A team of researchers from Cambridge University used drones to show how meltwater expanded a lake until it came in contact with a fracture that formed the previous year. The fracture, in turn, expanded further beneath the lake, causing it to drain rapidly. In five hours, 1.3 billion gallons (five million cubic meters, or 2,000 Olympic swimming pools) drained towards the bottom of the ice sheet.
This rapid draining creates typically seasonal ice caverns called moulins.
“Given that the ice sheet is typically a kilometer thick or more, the flow of water into the moulins may well be the world’s largest waterfalls,” reads a release from Cambridge.
When the draining was done, two-thirds of the original volume of the lake had been sent rushing towards the bottom of the ice sheet, where it can accelerate the flow of the ice towards the sea.
“It’s possible we’ve under-estimated the effects of these glaciers on the overall instability of the Greenland Ice Sheet,” said co-first author Tom Chudley, a PhD student at the Scott Polar Research and the team’s drone pilot. “It’s a rare thing to actually observe these fast-draining lakes – we were lucky to be in the right place at the right time.”
The team’s findings were published this week in the Proceedings of the National Academy of Sciences.

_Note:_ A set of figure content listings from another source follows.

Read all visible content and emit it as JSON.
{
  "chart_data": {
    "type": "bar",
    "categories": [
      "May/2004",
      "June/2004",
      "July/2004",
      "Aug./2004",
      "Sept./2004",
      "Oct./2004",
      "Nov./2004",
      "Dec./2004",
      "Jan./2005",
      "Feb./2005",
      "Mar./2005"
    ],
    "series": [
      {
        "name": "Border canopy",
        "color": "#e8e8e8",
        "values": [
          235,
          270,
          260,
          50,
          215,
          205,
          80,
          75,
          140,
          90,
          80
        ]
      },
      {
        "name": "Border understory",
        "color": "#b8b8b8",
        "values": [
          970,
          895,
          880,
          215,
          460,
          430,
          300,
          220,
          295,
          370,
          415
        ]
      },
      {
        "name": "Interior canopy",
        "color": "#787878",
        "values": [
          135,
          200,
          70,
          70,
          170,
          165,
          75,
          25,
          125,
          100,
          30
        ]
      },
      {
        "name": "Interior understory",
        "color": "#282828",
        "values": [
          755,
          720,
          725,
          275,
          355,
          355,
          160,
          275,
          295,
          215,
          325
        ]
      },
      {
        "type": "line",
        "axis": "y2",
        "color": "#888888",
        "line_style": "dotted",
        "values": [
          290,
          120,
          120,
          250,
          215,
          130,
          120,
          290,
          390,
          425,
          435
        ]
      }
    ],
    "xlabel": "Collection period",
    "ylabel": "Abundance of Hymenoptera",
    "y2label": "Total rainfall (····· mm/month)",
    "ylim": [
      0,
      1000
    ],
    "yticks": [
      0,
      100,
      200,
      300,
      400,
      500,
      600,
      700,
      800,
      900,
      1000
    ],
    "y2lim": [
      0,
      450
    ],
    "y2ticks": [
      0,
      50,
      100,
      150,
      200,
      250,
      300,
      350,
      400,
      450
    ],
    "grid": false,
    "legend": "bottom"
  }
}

They find that meltwater has a big effect on the glaciers’ flow and that the whole system may be changing even more quickly than previously thought.
“These glaciers are already moving quite fast, so the effect of the lakes may not appear to be as dramatic as it is on slower-moving glaciers elsewhere, but the overall effect is in fact very significant,” said Dr. Poul Christoffersen, who led the research.
If you take the ice being lost from the Greenland Ice Sheet and subtract the snow accumulation on top of it, the total lost still amounts to about a billion tons of ice each day.